A natureza proporciona, desde a concepção, um jogo complexo e sofisticado que marca a interação entre pais e filhos. Já no útero da mãe e nas etapas do desenvolvimento, o nascituro, a criança, o adolescente e o adulto precisam da mãe e do pai, inicialmente para o nascimento, depois para a sobrevivência e, paulatina e simultaneamente, no preparo para a civilização.

Do ângulo dos pais, há a necessidade de projetar nos filhos o mistério e o milagre do mandamento “crescei e multiplicai-vos”. É o magnífico sentido de transcendência e vida que os filhos devem perpetuar, superando o conflito de gerações para a continuidade gratificante das heranças recebidas e processadas internamente. É através da educação e do carinho que esta pauta de mão dupla precisa transitar. Dando e recebendo, desinteressadamente.
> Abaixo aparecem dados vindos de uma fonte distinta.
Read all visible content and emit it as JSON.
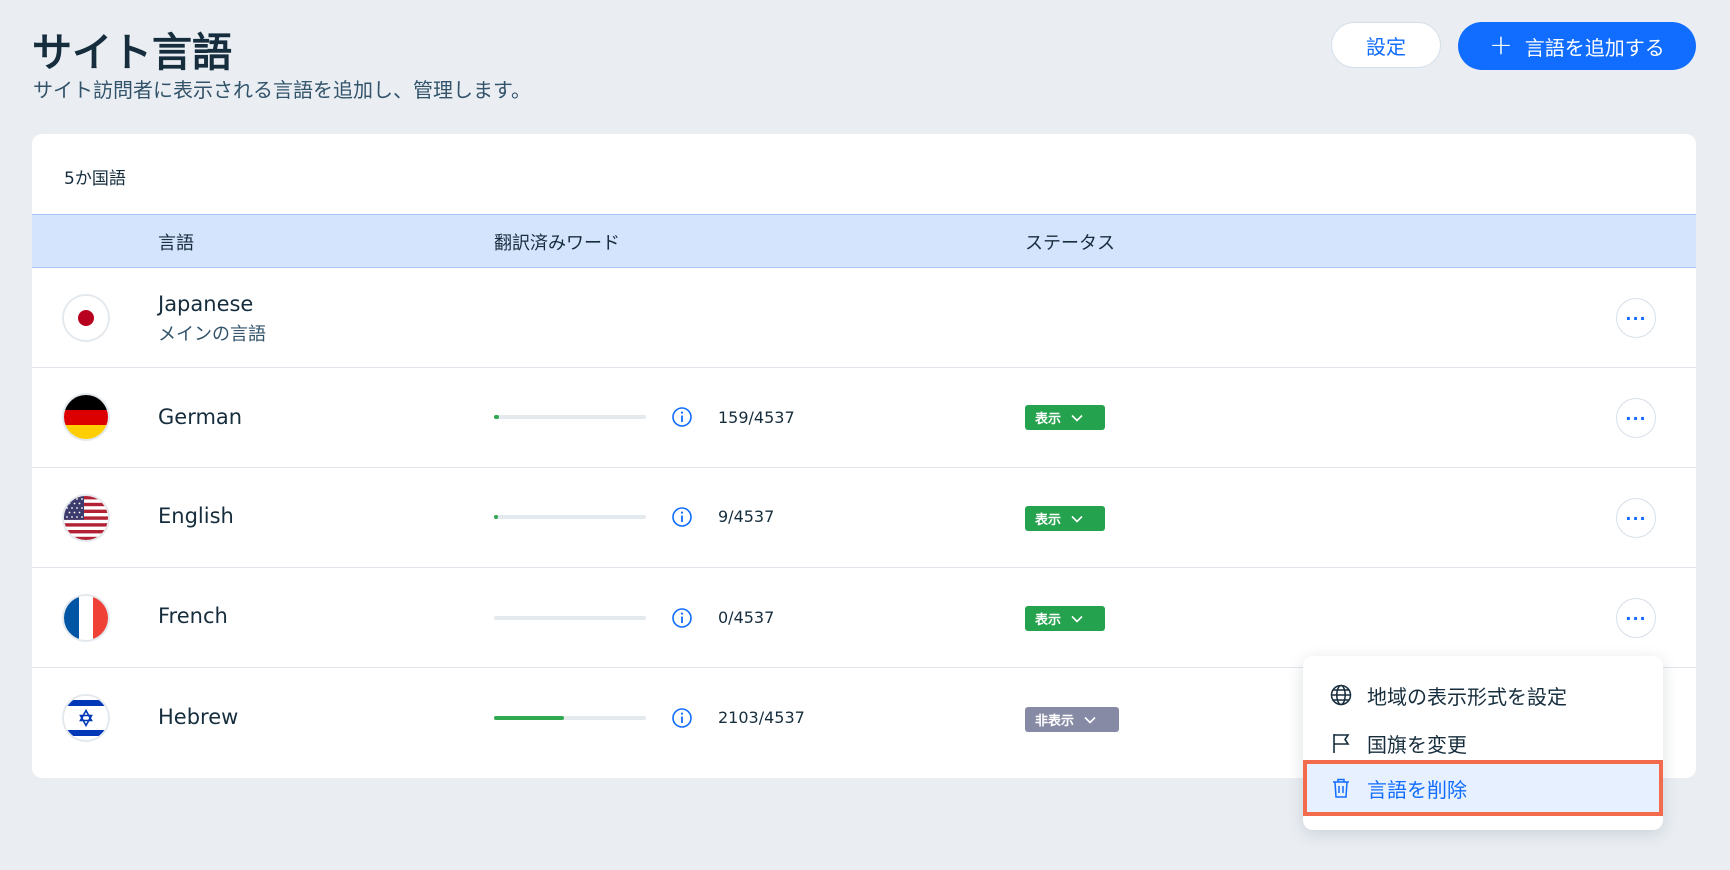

A virtude da oferta – que muitas vezes beira o sacrifício e é traço determinante da grandeza do ser humano – exige dos pais o esquecimento de si mesmos na superação de limites, medos e preconceitos, e, dos filhos, sobretudo, a gratidão.
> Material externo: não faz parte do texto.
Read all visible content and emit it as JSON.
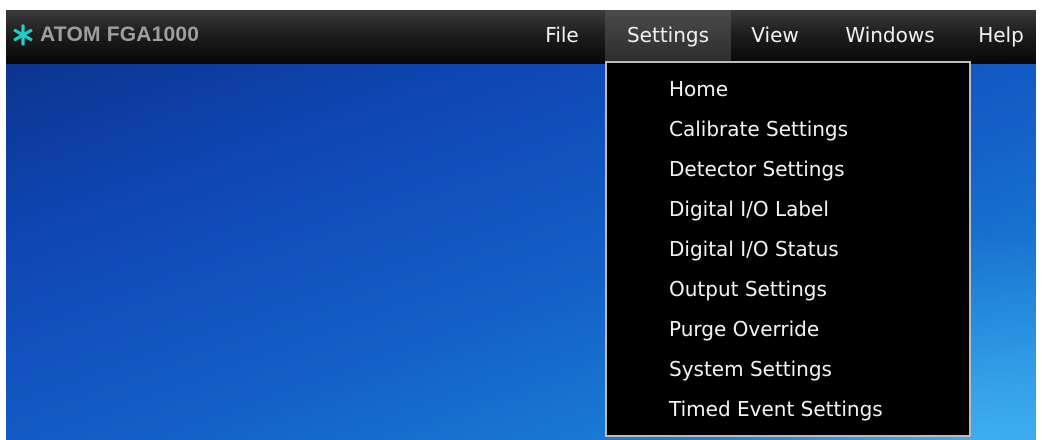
{
  "app": {
    "title": "ATOM FGA1000",
    "logo_icon": "snowflake-logo-icon",
    "logo_color": "#1fd0c8"
  },
  "menubar": {
    "items": [
      {
        "label": "File",
        "active": false
      },
      {
        "label": "Settings",
        "active": true
      },
      {
        "label": "View",
        "active": false
      },
      {
        "label": "Windows",
        "active": false
      },
      {
        "label": "Help",
        "active": false
      }
    ]
  },
  "settings_menu": {
    "items": [
      {
        "label": "Home"
      },
      {
        "label": "Calibrate Settings"
      },
      {
        "label": "Detector Settings"
      },
      {
        "label": "Digital I/O Label"
      },
      {
        "label": "Digital I/O Status"
      },
      {
        "label": "Output Settings"
      },
      {
        "label": "Purge Override"
      },
      {
        "label": "System Settings"
      },
      {
        "label": "Timed Event Settings"
      }
    ]
  },
  "colors": {
    "menubar_bg": "#111111",
    "dropdown_bg": "#000000",
    "desktop_blue": "#1460c8"
  }
}
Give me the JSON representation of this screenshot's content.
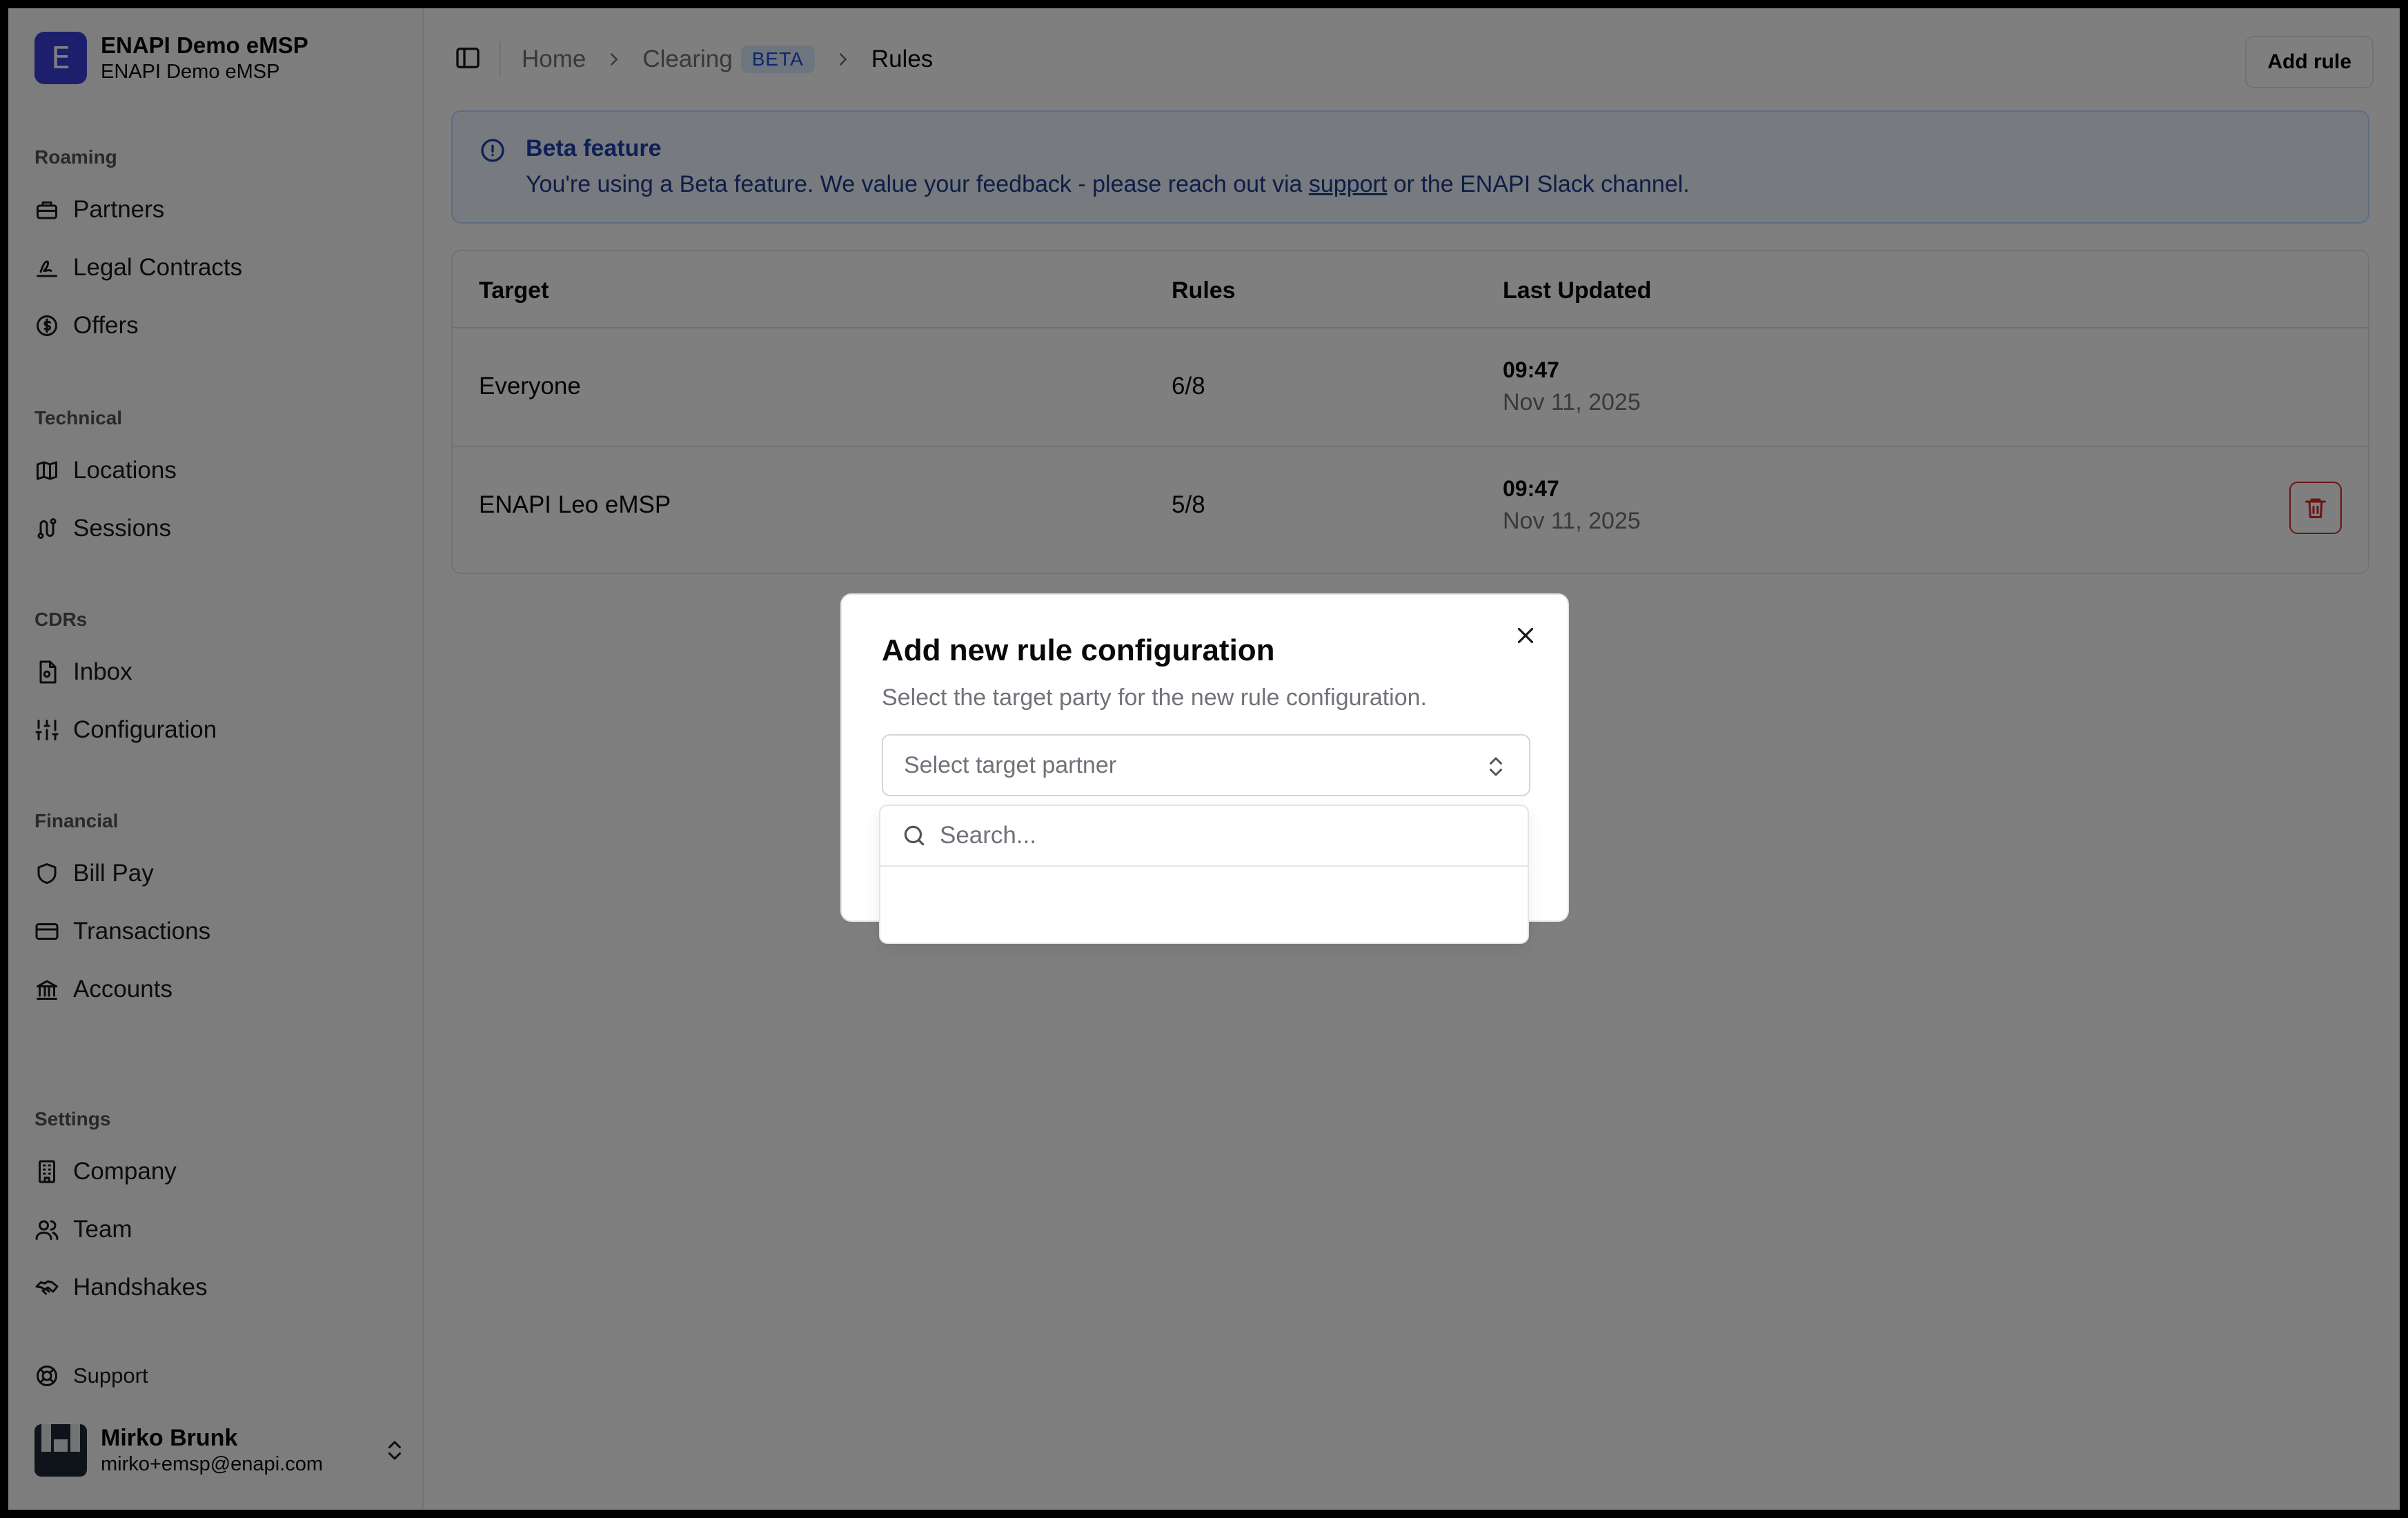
{
  "org": {
    "logo_letter": "E",
    "name": "ENAPI Demo eMSP",
    "subtitle": "ENAPI Demo eMSP",
    "brand_color": "#3b3fd8"
  },
  "sidebar": {
    "groups": [
      {
        "label": "Roaming",
        "items": [
          {
            "label": "Partners",
            "icon": "partners-icon"
          },
          {
            "label": "Legal Contracts",
            "icon": "signature-icon"
          },
          {
            "label": "Offers",
            "icon": "dollar-circle-icon"
          }
        ]
      },
      {
        "label": "Technical",
        "items": [
          {
            "label": "Locations",
            "icon": "map-icon"
          },
          {
            "label": "Sessions",
            "icon": "route-icon"
          }
        ]
      },
      {
        "label": "CDRs",
        "items": [
          {
            "label": "Inbox",
            "icon": "file-icon"
          },
          {
            "label": "Configuration",
            "icon": "sliders-icon"
          }
        ]
      },
      {
        "label": "Financial",
        "items": [
          {
            "label": "Bill Pay",
            "icon": "shield-icon"
          },
          {
            "label": "Transactions",
            "icon": "credit-card-icon"
          },
          {
            "label": "Accounts",
            "icon": "bank-icon"
          }
        ]
      },
      {
        "label": "Settings",
        "items": [
          {
            "label": "Company",
            "icon": "building-icon"
          },
          {
            "label": "Team",
            "icon": "users-icon"
          },
          {
            "label": "Handshakes",
            "icon": "handshake-icon"
          }
        ]
      }
    ],
    "support": "Support",
    "user": {
      "name": "Mirko Brunk",
      "email": "mirko+emsp@enapi.com"
    }
  },
  "breadcrumb": {
    "home": "Home",
    "clearing": "Clearing",
    "badge": "BETA",
    "current": "Rules"
  },
  "header": {
    "add_rule": "Add rule"
  },
  "alert": {
    "title": "Beta feature",
    "text_before": "You're using a Beta feature. We value your feedback - please reach out via ",
    "link": "support",
    "text_after": " or the ENAPI Slack channel."
  },
  "table": {
    "columns": [
      "Target",
      "Rules",
      "Last Updated"
    ],
    "rows": [
      {
        "target": "Everyone",
        "rules": "6/8",
        "time": "09:47",
        "date": "Nov 11, 2025"
      },
      {
        "target": "ENAPI Leo eMSP",
        "rules": "5/8",
        "time": "09:47",
        "date": "Nov 11, 2025"
      }
    ]
  },
  "modal": {
    "title": "Add new rule configuration",
    "description": "Select the target party for the new rule configuration.",
    "select_placeholder": "Select target partner",
    "search_placeholder": "Search..."
  }
}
Leilão afetivo – Infelizmente, das últimas décadas do século 20 até hoje, essa cultura de milênios, que se ancora nos instintos mais naturais da espécie, nas tradições religiosas e nos princípios éticos, vem sendo substituída por outros parâmetros, quais sejam:

1) A desqualificação da autoridade dos pais em nome de uma emancipação dos jovens, despreparados para o exercício responsável da existência;

2) A inversão de papéis, provocando angústia e culpa em ambos os elos da cadeia sentimental – pais e filhos se chocando e se distanciando, diante de crises que derrubam todo e qualquer freio de superego (forças morais inibidoras);

3) O despreparo para enfrentar o consumismo desenfreado, levando os filhos a negociar o amor em troca de recursos materiais. “Só estudo se ganhar um automóvel”; “Minha mãe deixa que eu vá à balada, beba, fume, e você é careta” etc.
Instala-se, assim, uma espécie de leilão de trocas afetivas que vai contaminar o que de mais elevado e sagrado deve existir entre pais e filhos: o pacto da entrega, sem expectativa de paga.
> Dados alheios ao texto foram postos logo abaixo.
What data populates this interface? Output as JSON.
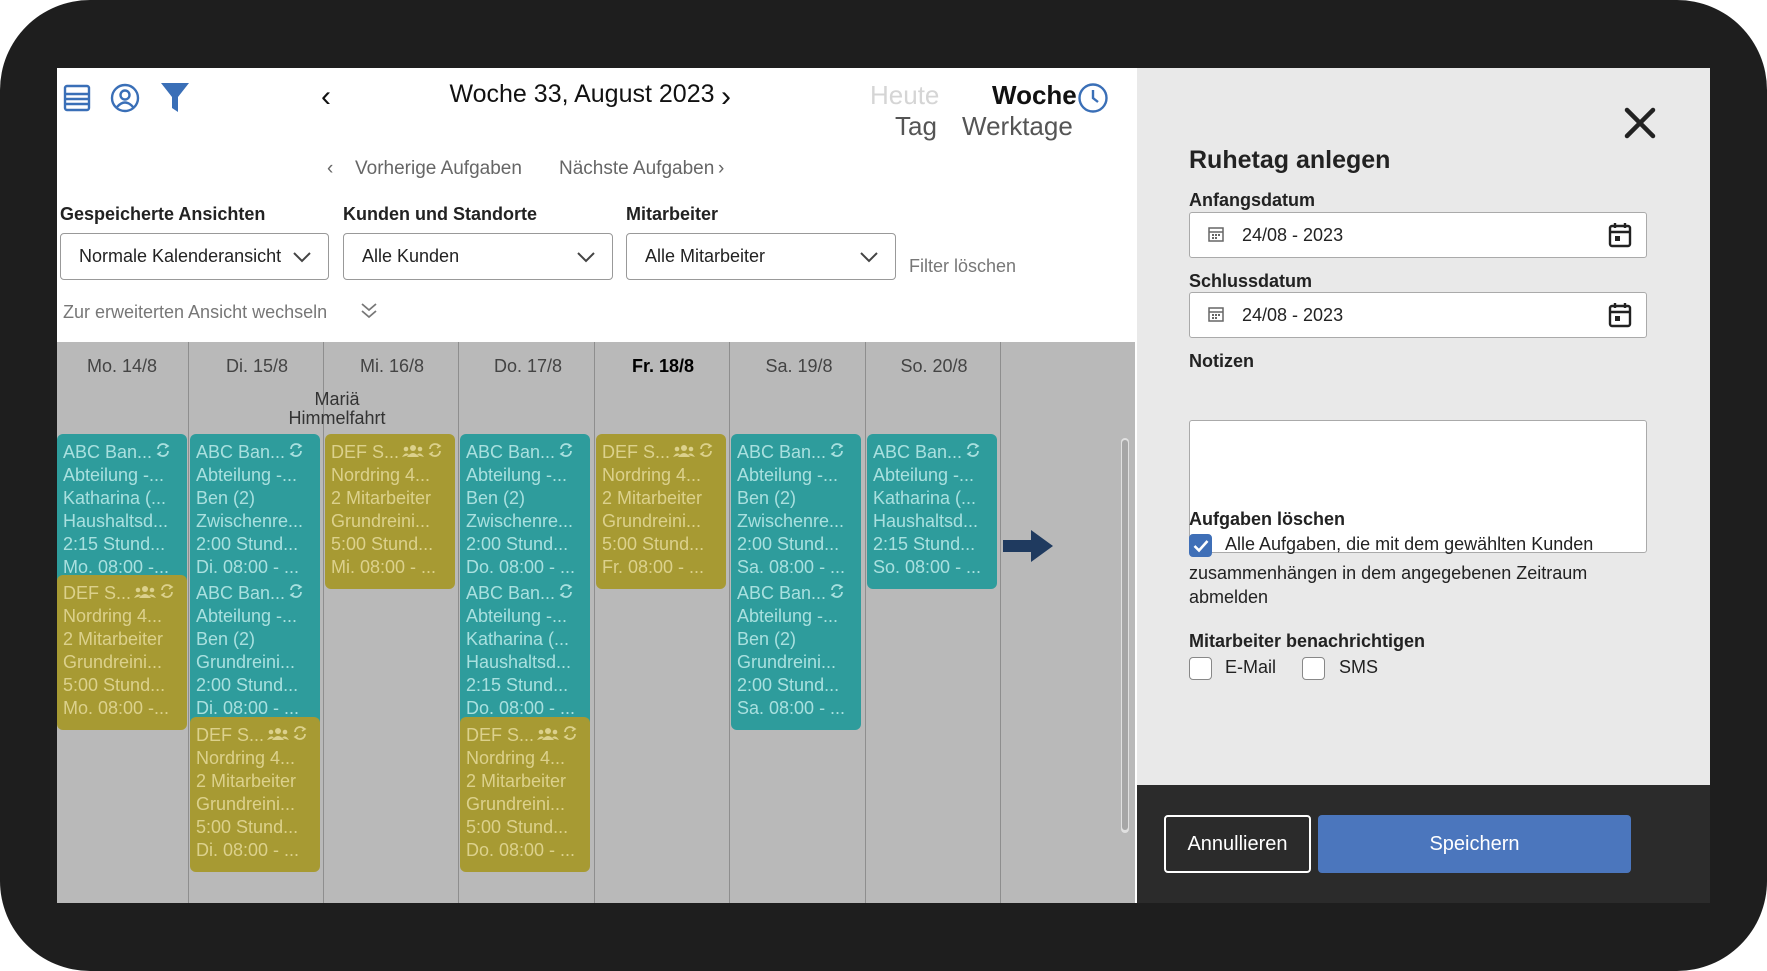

É preciso notar o exemplo maligno que a mídia comercial vulgariza neste campo: o uso de crianças e jovens como camelôs de afeto – concurso de beijos prolongados, o corpo feminino como vitrine de desejo, a competição da malícia e da esperteza no lugar da cultura e da inteligência. O cúmulo dessas trocas de vantagens são programas de TV em que se intercambiam pais, como se fossem dramas de aluguel, personagens de amor por temporada, e isso em nome de uma didática de compreensão.

Educar e preparar os filhos implica autodisciplinar-se para o amor e a dedicação, que não estão à venda, nem no varejo nem no atacado. É na dimensão do amor que pais e filhos podem mudar o significado da vida, emprestando sentido à jornada, que é missão e não um shopping center de falta de caráter e oportunismo.


*Doutor em Psicologia e autor, entre outros livros, de O direito no divã (Ed. Saraiva).